China and the US continue to face off on a number of fronts, the South China Sea, Huawei and 5G technology, and their trade negotiations, which President Trump has said will soon be resolved.
Still, former US Commerce secretary Carlos Gutierrez, when speaking recently to Sarah Zheng of the South China Morning Post at the Boao, warned, “It would be wrong to assume that this trade war will finish and everything will go back to the way it was. We have a lot of work to do after that to build trust and understanding.”
Meanwhile, the US Committee on the Present Danger seems to be working to incite fear as Tom Plate, a well-known journalist specializing in Sino-American relations, explained they are saying that China is seeking world domination.
This self-appointed committee, which includes former defence and intelligence officials along with high-profile politicians, like former US House Speaker Newt Gingrich, is encouraging a propaganda attack against as they call it ‘the PRC’s ominous trajectory”, and at the moment, they have a lot of material they can use to support their fearmongering.
The committee says it aims “to help defend America through public education and advocacy against the full array of conventional and non-conventional dangers posed by the People’s Republic of China. As with the Soviet Union in the past, Communist China represents an existential and ideological threat to the United States and to the idea of freedom – one that requires a new American consensus regarding the policies and priorities required to defeat this threat.”
Gutierrez offers another approach. “We’re going to be together for a long, long time, and to assume that we can break the world up into China supporters or US supporters – I think that’s wrong.
“I don’t think we can expect every country to have the US system and I’m sure China can’t expect every country to have the Chinese system. The issues we have to face, whether in the World Trade Organisation or bilaterally, are about how we coexist with our differences.”
Meanwhile, America’s battle with Huawei continues. Unfortunately, some years ago, the US tech companies focused on development of the CDMA network while Europe, Asia and China use GSM.
The US has blacklisted most of Huawei’s business and has been pressuring European allies to ban it as well, but the US has no companies to directly compete, which puts them at a further disadvantage. So, in this case, they have to promote Ericsson of Sweden and Nokia of Finland as suppliers for 5G network technology.
Meanwhile, the extradition trial of Huawei Chief Financial Officer Meng Wanzhou continues in Canada, possibly a sore point as the US-China trade negotiations come to an end.

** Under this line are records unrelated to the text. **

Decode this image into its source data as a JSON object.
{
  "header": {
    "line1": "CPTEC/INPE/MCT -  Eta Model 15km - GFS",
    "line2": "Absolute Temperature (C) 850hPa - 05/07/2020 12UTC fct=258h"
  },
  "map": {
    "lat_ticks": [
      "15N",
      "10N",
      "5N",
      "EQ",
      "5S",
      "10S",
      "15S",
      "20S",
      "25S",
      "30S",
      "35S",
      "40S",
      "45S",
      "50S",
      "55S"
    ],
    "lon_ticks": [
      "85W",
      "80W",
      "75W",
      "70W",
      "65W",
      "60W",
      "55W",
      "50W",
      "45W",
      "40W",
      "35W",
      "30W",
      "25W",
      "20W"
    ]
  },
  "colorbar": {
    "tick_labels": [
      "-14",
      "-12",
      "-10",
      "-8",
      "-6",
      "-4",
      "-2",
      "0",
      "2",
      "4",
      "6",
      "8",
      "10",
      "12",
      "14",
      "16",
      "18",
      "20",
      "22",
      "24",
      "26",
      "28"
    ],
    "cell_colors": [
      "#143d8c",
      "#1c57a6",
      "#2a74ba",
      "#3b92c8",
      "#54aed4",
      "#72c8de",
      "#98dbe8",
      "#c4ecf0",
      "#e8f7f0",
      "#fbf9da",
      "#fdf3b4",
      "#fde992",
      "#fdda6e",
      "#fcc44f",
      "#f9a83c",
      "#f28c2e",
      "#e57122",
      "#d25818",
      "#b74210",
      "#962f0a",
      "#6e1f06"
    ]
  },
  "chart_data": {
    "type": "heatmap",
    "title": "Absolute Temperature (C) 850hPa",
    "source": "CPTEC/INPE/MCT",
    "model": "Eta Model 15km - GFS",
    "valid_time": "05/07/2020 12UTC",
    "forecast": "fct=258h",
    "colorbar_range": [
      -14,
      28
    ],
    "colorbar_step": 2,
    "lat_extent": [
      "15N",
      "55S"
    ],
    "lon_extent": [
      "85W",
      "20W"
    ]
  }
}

Another who has voiced concern is former Australian prime minister Malcolm Turnbull who has said that Australia’s Huawei 5G ban is a ‘hedge’ against future Chinese aggression.
However, while he and the US Committee on the Present Danger seem to be creating a ‘red scare’, much like the Cold War of the last century, Gutierrez is more optimistic, believing that negotiators do want to solve the impasses through creative negotiation, and that’s really what everyone wants.